Tempat itu jauh lebih menyeramkan daripada apa yang mereka bayangkan. Langit di atas mereka gelap tanpa bintang, sementara tanahnya terbuat dari sesuatu yang terlihat seperti abu. Di kejauhan, mereka bisa melihat sebuah bangunan besar, seperti istana yang terbuat dari batu hitam.
"Itu pasti pusat kekuatannya," kata pria tua itu, suaranya penuh dengan kekhawatiran. "Kita harus masuk ke sana dan menghancurkannya."
Namun, sebelum mereka bisa melangkah lebih jauh, mereka merasakan kehadiran lain di sekitar mereka. Dari bayangan di tanah, muncul sosok-sosok menyeramkan—makhluk-makhluk bayangan yang tampak seperti manusia tetapi tanpa wajah. Mereka tidak bergerak seperti manusia, tetapi meluncur di atas tanah dengan kecepatan yang mengerikan.
"Mereka datang lagi!" teriak Lando, mengangkat senjatanya.
Pertempuran berikutnya lebih brutal daripada sebelumnya.
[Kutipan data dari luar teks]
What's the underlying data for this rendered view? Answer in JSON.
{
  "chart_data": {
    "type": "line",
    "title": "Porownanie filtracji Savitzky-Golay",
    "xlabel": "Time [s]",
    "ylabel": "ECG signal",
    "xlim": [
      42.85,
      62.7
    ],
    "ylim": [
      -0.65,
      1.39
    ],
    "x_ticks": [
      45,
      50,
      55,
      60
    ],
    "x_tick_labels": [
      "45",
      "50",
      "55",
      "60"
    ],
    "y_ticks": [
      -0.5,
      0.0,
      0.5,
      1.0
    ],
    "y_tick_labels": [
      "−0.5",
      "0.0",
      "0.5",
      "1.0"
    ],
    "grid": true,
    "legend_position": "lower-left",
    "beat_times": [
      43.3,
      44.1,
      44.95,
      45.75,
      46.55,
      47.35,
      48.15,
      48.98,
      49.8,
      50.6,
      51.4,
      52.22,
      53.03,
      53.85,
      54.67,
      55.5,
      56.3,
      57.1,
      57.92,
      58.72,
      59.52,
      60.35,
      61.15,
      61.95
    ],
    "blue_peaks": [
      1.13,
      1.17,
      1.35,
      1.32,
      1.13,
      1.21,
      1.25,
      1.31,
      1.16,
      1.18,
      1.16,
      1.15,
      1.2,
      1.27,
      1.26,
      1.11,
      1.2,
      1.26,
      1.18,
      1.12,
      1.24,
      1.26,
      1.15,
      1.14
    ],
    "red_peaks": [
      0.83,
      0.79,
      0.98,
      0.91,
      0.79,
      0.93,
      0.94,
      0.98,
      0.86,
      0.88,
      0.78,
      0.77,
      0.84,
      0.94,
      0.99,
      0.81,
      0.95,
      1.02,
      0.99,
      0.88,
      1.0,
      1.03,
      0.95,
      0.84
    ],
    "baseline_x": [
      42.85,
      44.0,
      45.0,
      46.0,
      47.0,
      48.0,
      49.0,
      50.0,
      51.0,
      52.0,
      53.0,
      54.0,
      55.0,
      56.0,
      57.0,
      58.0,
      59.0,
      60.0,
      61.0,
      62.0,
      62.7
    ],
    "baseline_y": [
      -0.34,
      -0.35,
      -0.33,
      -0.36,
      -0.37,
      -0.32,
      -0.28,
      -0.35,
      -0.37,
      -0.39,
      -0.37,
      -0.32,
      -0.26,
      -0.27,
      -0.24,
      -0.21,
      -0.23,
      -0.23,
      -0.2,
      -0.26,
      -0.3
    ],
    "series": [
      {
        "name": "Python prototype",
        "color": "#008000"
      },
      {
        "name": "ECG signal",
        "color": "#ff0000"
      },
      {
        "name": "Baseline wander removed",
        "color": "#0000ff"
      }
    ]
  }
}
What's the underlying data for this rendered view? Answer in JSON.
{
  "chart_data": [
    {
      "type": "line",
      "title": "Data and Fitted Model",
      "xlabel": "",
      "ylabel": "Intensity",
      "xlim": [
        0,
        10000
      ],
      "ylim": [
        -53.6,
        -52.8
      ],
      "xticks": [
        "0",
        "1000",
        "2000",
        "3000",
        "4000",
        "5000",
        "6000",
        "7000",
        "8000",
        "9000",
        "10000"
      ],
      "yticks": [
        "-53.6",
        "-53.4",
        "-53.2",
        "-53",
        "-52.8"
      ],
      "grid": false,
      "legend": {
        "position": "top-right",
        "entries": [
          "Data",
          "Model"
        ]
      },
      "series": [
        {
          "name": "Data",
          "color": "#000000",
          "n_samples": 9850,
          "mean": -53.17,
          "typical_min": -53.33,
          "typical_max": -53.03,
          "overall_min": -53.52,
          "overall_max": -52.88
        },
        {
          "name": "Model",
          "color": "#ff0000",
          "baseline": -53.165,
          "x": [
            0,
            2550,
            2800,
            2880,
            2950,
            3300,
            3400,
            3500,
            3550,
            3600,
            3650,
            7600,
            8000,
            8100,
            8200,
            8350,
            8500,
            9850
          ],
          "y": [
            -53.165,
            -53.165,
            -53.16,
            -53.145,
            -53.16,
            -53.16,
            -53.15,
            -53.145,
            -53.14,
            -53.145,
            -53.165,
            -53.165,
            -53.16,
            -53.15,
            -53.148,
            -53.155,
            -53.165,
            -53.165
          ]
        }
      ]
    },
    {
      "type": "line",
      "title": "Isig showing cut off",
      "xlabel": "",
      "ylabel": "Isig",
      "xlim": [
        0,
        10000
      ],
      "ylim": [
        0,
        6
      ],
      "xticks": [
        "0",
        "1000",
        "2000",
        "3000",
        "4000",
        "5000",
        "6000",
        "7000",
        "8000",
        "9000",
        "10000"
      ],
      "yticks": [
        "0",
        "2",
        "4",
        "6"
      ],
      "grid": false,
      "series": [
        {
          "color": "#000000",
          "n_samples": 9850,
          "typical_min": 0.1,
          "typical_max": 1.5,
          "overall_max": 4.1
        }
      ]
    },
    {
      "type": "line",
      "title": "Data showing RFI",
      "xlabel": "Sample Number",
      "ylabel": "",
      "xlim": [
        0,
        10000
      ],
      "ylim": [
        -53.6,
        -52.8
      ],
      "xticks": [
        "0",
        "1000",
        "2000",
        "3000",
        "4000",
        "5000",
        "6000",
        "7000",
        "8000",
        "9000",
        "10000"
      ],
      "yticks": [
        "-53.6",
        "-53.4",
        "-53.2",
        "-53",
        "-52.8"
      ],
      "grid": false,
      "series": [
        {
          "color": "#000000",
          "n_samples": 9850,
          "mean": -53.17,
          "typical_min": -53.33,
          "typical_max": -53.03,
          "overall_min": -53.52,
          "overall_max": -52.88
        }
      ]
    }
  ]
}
Makhluk-makhluk bayangan itu menyerang tanpa henti, membuat mereka semakin lelah. Namun, di tengah kekacauan itu, Ilya menemukan sesuatu yang aneh—sebuah batu kecil dengan ukiran yang mirip dengan yang mereka lihat di jalan sebelumnya.
"Apa ini?" tanyanya, memungut batu itu. Begitu dia menyentuhnya, makhluk-makhluk bayangan itu tampak terhenti untuk sesaat, seperti terganggu oleh sesuatu.
Pria tua itu menoleh dengan cepat. "Itu adalah fragmen dari kekuatan mereka! Gunakan itu untuk melawan mereka!"
Dengan batu itu, Ilya menemukan bahwa ia bisa melukai makhluk-makhluk bayangan itu. Satu per satu, mereka mulai mundur, meskipun perlahan. Namun, mereka tahu bahwa ini hanyalah permulaan. Di depan mereka, istana hitam itu tampak seperti raksasa yang menunggu untuk menghancurkan mereka.
"Kita harus masuk ke sana," kata Raka, suaranya tegas meskipun lelah. "Ini satu-satunya cara untuk mengakhiri semua ini."
Mereka melangkah maju, menuju istana hitam yang tampak seperti jantung dari kegelapan itu sendiri. Kabut semakin pekat, tetapi mereka tidak mundur. Dengan setiap langkah, mereka mendekati akhir dari perjalanan mereka—atau mungkin, awal dari sesuatu yang lebih mengerikan.